FILE - This Tuesday, July 19, 2016 photo shows a Yahoo sign at the company's headquarters in Sunnyvale, Calif. On Wednesday, Dec. 14, 2016, Yahoo said it believes hackers stole data from more than one billion user accounts in August 2013. |
NEW YORK
(AP) -- Yahoo says it believes hackers stole data from more than one
billion user accounts in August 2013, in what is thought to be the
largest data breach at an email provider.

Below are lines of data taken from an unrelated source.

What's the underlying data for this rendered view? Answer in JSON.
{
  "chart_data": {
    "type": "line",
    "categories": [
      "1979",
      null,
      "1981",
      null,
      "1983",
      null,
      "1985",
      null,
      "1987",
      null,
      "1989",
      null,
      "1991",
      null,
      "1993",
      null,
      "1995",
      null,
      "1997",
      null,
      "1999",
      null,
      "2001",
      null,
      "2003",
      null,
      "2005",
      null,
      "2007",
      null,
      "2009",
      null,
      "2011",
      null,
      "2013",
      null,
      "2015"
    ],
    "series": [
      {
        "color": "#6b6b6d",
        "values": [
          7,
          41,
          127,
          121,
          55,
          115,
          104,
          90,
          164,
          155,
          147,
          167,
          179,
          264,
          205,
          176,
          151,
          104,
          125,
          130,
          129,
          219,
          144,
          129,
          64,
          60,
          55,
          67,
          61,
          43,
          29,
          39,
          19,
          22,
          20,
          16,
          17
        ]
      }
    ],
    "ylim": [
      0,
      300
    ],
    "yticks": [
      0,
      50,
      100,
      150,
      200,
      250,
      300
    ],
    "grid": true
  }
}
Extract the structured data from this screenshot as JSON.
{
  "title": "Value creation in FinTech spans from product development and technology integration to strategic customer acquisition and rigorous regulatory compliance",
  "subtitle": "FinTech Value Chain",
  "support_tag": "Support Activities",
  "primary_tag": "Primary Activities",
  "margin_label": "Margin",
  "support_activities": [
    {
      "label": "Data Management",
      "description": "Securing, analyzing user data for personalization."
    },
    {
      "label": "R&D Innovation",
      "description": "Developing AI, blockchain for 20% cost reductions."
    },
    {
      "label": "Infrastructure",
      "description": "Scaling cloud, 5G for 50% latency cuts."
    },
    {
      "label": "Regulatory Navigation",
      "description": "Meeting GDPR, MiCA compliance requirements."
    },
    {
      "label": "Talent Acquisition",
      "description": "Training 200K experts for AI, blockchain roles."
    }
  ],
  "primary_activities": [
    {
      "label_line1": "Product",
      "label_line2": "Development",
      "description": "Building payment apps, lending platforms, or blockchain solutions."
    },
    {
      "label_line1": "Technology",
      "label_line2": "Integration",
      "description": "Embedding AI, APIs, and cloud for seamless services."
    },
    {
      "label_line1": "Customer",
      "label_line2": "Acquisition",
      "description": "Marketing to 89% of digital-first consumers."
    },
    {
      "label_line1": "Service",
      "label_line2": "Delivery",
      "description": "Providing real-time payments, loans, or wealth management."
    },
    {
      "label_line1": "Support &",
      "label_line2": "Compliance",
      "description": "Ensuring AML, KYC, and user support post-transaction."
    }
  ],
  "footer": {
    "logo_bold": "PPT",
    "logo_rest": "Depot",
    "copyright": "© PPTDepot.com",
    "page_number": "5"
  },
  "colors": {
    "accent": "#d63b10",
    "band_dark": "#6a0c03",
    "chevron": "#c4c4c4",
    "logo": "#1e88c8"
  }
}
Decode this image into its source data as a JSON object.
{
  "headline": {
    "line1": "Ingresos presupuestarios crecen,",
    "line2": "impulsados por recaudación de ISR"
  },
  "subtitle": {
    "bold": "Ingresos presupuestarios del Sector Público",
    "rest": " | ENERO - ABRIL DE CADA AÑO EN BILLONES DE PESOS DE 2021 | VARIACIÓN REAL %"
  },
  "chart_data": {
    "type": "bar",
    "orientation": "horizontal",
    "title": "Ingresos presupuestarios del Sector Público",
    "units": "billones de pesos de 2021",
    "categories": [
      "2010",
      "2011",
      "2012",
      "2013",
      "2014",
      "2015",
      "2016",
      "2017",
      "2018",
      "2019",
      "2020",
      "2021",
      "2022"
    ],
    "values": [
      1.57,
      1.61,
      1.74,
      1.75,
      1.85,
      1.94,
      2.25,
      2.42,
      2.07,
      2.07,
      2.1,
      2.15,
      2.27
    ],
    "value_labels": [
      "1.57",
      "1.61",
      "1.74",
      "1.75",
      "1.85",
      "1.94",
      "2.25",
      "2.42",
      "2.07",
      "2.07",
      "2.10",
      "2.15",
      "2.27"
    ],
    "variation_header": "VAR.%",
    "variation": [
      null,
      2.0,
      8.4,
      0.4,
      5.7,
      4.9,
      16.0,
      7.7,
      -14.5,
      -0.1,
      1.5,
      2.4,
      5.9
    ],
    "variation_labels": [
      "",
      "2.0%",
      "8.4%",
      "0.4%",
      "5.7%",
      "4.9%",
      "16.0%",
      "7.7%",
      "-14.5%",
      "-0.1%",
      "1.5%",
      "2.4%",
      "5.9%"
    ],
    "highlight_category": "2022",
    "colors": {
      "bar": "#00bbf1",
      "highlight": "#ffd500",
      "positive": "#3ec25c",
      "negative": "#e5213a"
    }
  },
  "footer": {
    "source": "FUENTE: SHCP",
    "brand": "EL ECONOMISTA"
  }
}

The Sunnyvale, California, company was also home to what's now most likely the second largest hack in history, one that exposed 500 million Yahoo accounts . The company disclosed that breach in September. Yahoo said it hasn't identified the intrusion associated with this theft.
Yahoo
says the information stolen may include names, email addresses, phone
numbers, birthdates and security questions and answers. The company says
it believes bank-account information and payment-card data were not
affected.
But the company said hackers may
have also stolen passwords from the affected accounts. Technically,
those passwords should be secure; Yahoo said they were scrambled twice -
once by encryption and once by another technique called hashing. But
hackers have become adept at cracking secured passwords by assembling
huge dictionaries of similarly scrambled phrases and matching them
against stolen password databases.
That could mean trouble for any users who reused their Yahoo password for other online accounts.
QUESTIONS FOR VERIZON
The
new hack revelation raises fresh questions about Verizon's $4.8 billion
proposed acquisition of Yahoo, and whether the big mobile carrier will
seek to modify or abandon its bid. If the hacks cause a user backlash
against Yahoo, the company's services wouldn't be as valuable to
Verizon. The telecom giant wants Yahoo and its many users to help it
build a digital ad business.
In a statement,
Verizon said that it will evaluate the situation as Yahoo investigates
and will review the "new development before reaching any final
conclusions." Spokesman Bob Varettoni declined to answer further
questions.
Yahoo said Wednesday that it is
requiring users to change their passwords and invalidating security
questions so they can't be used to hack into accounts.